McCain surgery holds up vote on GOP health care bill
Insurance groups call part of bill ‘unworkable’
Sen. John McCain’s absence from the Senate as he recovers from surgery for a blood clot has led the GOP leadership to postpone consideration of health care legislation already on the brink.
Senate Majority Leader Mitch McConnell said Saturday night he was deferring action on the measure as McCain recovers at his home in Arizona. Surgeons in Phoenix removed a blood clot from above McCain’s left eye on Friday. The 80-year-old Senate veteran was advised by doctors to remain in Arizona next week, his office said.
“While John is recovering, the Senate will continue our work on legislative items and nominations, and will defer consideration of the Better Care Act,” McConnell said in a statement.
A close vote had already been predicted for the GOP health care bill, with all Democrats and independents coming out against it and some Republicans opposed or undecided. With the GOP holding a 52-48 majority, they can afford to lose only two Republicans. Vice President Mike Pence would break a tie for final passage.
Two Republicans, Rand Paul of Kentucky and Susan Collins of Maine, have already said they’ll vote against the measure.
Meanwhile, two of the insurance industry’s most powerful organizations say a crucial provision in the Senate Republican health care bill allowing the sale of bare-bones policies is “unworkable in any form.”
The language was crafted by conservative Sen. Ted Cruz (R-Texas) and leaders have included it in the bill in hopes of winning votes from other congressional conservatives. But moderates have worried it will cause people with serious illnesses to lose coverage, and some conservatives say it doesn’t go far enough.

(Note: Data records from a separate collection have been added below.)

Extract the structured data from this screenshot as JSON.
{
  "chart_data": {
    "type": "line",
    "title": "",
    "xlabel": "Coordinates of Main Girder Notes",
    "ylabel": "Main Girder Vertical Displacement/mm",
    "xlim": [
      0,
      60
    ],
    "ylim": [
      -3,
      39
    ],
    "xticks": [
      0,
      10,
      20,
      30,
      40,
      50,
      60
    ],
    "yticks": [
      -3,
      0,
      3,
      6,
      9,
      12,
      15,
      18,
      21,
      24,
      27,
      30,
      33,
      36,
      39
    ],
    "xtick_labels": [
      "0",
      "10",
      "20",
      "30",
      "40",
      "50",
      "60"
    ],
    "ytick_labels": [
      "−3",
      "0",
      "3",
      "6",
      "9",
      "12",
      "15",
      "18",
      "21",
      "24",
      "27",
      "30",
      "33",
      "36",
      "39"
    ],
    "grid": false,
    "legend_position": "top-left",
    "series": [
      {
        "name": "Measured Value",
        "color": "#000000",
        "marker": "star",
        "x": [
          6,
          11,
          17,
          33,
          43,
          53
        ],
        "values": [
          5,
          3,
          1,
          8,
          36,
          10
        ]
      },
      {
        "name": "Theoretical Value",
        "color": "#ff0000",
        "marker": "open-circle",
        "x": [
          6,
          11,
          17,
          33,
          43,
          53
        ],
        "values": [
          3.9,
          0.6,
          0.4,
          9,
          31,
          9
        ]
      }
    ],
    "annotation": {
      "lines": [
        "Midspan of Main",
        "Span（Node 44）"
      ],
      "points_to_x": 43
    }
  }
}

The overall measure represents the Senate GOP’s attempt to deliver on the party’s promise to repeal President Barack Obama’s health care law, which they’ve been pledging to do since its 2010 enactment.
The criticism of Cruz’s provision was lodged in a rare joint statement by America’s Health Care Plans and the BlueCross BlueShield Association. The two groups released it late Friday in the form of a letter to McConnell.
“It is simply unworkable in any form,” the letter said. They said it would “undermine protections for those with pre-existing medical conditions,” increase premiums and lead many to lose coverage.
The provision would let insurers sell low-cost policies with skimpy coverage, as long as they also sell policies that meet a stringent list of services they’re required to provide under Obama’s law, like mental health counseling and prescription drugs.
Cruz says the proposal would drive down premiums and give people the option of buying the coverage they feel they need.
Critics say the measure would encourage healthy people to buy the skimpy, low-cost plans, leaving sicker consumers who need more comprehensive coverage confronting unaffordable costs. The insurers’ statement backs up that assertion, lending credence to wary senators’ worries and complicating McConnell’s task of winning them over.
The two groups say premiums would “skyrocket” for people with preexisting conditions, especially for middle-income families who don’t qualify for the bill’s tax credit. They also say the plan would leave consumers with fewer insurance options, so “millions of more individuals will become uninsured.”
According to an analysis by the BlueCross BlueShield Association, major federal consumer protections would not be required for new plans permitted by the Cruz amendment.
Among them: guaranteed coverage at standard rates for people with preexisting conditions, comprehensive benefits, coverage of preventive care — including birth control for women — at no added cost to the consumer, and limits on out-of-pocket spending for deductibles and copayments.